Google Books, A Library of Babel


At the front of each book it’s scanned, Google proudly proclaims “This is a digital copy of a book…carefully scanned by Google as part of a project to make the world’s books discoverable online.” Despite the controversy over the settlement, most people will agree that Google’s scanning of public domain works provides an undeniable bounty and increases the store of accessible knowledge. But it’s also undeniable that Google’s scans are full of little errors, the product of the software that has to interpret the original scans and turn them into digital text.
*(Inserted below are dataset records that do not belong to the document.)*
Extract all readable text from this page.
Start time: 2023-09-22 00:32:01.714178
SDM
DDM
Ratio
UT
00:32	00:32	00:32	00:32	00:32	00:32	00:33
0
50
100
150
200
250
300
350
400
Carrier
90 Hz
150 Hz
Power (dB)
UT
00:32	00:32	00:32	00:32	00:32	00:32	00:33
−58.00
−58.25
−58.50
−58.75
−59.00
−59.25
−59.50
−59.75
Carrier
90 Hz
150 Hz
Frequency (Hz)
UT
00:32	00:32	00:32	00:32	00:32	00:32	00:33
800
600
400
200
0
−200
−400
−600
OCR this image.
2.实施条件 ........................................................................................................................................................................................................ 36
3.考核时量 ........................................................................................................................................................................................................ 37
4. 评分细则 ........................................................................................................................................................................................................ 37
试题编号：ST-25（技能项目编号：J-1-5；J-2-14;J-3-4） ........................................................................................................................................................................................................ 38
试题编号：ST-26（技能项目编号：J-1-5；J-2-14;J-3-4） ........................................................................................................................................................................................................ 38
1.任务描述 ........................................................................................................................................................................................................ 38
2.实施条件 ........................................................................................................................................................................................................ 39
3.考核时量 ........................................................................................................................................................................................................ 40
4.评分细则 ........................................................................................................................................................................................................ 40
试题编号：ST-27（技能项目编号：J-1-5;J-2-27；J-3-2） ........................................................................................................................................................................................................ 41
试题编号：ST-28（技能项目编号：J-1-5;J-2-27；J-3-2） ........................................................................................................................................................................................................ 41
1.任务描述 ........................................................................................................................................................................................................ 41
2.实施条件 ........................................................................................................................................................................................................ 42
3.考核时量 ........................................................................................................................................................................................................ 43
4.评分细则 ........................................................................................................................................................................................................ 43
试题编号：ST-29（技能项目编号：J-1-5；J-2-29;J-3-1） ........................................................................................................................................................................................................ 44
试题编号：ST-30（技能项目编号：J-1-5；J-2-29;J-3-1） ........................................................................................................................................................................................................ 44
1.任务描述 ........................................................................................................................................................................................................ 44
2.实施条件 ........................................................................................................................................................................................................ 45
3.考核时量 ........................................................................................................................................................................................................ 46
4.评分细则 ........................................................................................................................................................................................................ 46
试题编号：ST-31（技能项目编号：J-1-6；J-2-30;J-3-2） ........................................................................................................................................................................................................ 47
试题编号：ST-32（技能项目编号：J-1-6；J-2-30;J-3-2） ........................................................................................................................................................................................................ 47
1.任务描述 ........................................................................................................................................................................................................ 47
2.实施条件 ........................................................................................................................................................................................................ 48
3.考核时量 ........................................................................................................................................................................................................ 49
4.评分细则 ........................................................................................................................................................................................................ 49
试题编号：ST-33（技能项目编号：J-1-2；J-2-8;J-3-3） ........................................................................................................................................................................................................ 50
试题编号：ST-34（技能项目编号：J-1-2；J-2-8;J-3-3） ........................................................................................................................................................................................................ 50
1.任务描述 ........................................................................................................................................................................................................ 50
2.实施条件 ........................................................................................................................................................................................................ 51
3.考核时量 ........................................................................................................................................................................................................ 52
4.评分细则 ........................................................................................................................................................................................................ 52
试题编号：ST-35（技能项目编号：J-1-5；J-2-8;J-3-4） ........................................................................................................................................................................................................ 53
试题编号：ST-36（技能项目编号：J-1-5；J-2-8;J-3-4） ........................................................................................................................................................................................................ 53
At some level, we’ve got to allow for a margin of error, given how many hundreds of thousands of books Google has scanned, but, still, if this is the library we’re left with when all the books dissolve to dust, we might be in trouble. It’s a little like the books in Borges’ story ‘The Library of Babel,’ in which “every copy is unique, irreplaceable, but (since the Library is total) there are always several hundred thousand imperfect facsimiles: works which differ only in a letter or a comma.” Anyway, this library is full of little errors: at best, it’s really annoying; at worst, the scans misrepresent and distort their originals.

For instance, it seems doubtful that Zarathustra spake thus: “Full^is_£arth of superfluous ones….” There was no carrot and pounds symbol in the translation that was scanned.

And never mind the fact that all the line breaks are terribly screwed up, but Keats certainly didn’t mean to end “Ode on a Grecian Urn” with a random reference to “five degrees”: “Ye know on earth, and all ye need to know. 5°” In the book Google scanned, there was an annotation marking line fifty of the poem, but the scanning software turned the zero into a degrees symbol.

Similarly, in a scan of ‘Grimm’s Fairy Tales,’ you’ll find this line and many, many like it: “Grandmother will be glad to have a 10 nosegay,” she thought. ” Again, a line citation winds up in the middle of a sentence thanks to the scanning software.

So what do you think? Have you noticed these errors in the Google Books you’ve read? Do you think it’s a real problem or something that might as well be ignored?